Les escroqueries sur internet font de plus en plus de victimes. Au-delà des dommages financiers comme un compte bancaire vidé, les dégâts psychologiques sont très importants.

Vendre une vieille armoire sur internet m’a semblé un jeu d’enfant. Dix minutes après la publication de mon annonce, une dame s’est manifestée au téléphone, se souvient Herman. Elle n’a pas discuté le prix et proposé de s’arranger via WhatsApp. Je n’ai pas eu la puce à l’oreille lorsqu’elle m’a demandé mon numéro de compte pour y virer l’argent et de vérifier sur mon ordinateur qu’il était bien arrivé. C’est probablement à ce moment qu’ils l’ont piraté. Sous mon nez, j’ai vu mes économies disparaître par tranches de 250€. À l’autre bout du fil, ils se moquaient de moi! J’en suis resté avec une énorme gueule de bois, financière et psychologique. Il m’a fallu plusieurs semaines pour avouer à ma femme et à mes enfants que je m’étais fait arnaquer.
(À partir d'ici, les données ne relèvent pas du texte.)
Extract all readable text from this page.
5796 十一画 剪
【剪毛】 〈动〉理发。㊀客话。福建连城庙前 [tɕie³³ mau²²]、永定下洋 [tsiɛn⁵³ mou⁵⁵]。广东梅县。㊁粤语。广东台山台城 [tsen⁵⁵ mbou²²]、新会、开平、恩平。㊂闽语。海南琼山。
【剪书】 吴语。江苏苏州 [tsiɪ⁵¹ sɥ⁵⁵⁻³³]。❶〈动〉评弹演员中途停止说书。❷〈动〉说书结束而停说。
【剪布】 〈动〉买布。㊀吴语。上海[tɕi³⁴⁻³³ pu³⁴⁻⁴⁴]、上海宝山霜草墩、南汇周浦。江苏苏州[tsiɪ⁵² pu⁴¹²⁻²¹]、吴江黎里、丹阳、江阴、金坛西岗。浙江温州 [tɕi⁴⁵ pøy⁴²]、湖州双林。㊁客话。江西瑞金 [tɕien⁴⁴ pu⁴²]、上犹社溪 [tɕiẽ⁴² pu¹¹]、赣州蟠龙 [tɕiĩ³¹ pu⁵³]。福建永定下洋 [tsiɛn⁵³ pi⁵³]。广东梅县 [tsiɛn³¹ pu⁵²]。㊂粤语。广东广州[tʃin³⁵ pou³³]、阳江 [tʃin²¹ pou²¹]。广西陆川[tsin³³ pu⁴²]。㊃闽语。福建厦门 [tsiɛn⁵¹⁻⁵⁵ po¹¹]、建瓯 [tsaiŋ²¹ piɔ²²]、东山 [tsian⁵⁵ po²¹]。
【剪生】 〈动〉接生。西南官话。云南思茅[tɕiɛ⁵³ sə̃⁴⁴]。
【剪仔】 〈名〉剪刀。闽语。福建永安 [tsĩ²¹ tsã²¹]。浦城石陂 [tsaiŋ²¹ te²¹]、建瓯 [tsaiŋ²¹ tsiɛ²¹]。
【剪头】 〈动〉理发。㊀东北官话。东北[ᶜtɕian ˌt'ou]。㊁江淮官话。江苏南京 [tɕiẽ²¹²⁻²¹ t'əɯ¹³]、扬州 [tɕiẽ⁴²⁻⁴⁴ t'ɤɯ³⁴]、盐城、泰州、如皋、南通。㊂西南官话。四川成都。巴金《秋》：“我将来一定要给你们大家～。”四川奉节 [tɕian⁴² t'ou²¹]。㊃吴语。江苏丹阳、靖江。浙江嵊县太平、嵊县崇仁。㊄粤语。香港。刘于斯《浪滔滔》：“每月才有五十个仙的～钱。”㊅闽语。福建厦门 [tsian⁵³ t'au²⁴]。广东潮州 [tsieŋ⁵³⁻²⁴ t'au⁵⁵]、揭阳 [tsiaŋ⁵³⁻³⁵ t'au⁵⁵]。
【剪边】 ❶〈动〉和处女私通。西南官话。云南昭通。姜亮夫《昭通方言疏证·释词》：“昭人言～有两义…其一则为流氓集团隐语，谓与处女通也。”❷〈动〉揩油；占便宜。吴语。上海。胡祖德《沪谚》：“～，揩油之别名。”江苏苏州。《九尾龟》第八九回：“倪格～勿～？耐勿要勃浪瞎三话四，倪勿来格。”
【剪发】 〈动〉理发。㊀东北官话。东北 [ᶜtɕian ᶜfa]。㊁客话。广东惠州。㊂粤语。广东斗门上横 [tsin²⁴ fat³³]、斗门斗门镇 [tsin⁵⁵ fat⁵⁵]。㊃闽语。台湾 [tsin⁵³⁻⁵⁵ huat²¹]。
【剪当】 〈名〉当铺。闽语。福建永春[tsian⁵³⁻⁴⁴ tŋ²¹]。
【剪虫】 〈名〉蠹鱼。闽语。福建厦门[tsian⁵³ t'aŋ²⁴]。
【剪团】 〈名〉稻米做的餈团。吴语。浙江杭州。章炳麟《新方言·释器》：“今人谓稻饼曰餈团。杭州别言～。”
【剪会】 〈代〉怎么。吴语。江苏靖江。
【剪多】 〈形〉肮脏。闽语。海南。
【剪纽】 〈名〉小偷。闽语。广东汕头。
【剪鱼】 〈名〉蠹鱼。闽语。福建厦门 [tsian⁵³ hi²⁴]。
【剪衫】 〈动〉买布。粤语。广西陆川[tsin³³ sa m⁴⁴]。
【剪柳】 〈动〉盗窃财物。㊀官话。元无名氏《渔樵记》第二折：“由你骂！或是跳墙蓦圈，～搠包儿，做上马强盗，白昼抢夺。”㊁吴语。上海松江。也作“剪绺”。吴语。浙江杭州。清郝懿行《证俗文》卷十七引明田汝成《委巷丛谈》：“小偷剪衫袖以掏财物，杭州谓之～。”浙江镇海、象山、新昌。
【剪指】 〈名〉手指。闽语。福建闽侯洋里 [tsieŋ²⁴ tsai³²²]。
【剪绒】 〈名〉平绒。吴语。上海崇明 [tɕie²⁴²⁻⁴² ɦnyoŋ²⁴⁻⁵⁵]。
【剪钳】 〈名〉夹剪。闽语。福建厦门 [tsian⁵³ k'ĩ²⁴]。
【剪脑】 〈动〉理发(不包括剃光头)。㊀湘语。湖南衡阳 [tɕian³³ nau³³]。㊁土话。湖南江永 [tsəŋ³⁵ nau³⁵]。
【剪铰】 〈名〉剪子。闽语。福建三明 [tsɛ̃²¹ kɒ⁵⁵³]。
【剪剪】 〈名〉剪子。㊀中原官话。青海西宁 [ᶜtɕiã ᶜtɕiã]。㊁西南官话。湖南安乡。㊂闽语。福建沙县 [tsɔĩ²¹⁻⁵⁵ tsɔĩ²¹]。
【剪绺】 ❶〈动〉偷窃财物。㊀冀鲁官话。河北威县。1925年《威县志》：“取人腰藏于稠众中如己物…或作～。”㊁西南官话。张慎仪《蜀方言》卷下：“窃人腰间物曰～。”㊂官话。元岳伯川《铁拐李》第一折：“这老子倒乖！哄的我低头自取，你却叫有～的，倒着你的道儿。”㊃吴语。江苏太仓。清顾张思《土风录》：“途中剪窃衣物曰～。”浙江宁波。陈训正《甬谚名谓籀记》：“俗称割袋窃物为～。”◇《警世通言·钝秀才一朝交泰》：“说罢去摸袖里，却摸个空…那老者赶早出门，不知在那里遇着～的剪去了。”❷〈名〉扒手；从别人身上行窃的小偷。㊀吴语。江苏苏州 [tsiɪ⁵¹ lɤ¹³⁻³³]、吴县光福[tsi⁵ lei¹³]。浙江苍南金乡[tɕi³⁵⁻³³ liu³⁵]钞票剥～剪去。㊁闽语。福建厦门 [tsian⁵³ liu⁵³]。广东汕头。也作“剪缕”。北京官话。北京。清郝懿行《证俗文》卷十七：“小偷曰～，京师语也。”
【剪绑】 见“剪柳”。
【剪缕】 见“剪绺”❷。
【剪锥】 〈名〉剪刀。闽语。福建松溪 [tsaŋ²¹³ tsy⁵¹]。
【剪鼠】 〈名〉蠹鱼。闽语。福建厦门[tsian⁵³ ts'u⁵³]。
Depuis, je n’ose quasi plus rien faire sur internet.»

Un lien affectif

De nombreuses études montrent que les victimes de cybercriminalité subissent un impact psychologique similaire à celui de victimes de la criminalité classique mais éprouvent beaucoup de difficultés à s’adresser à un professionnel qui pourrait les aider à affronter les conséquences psychologiques de leur mésaventure.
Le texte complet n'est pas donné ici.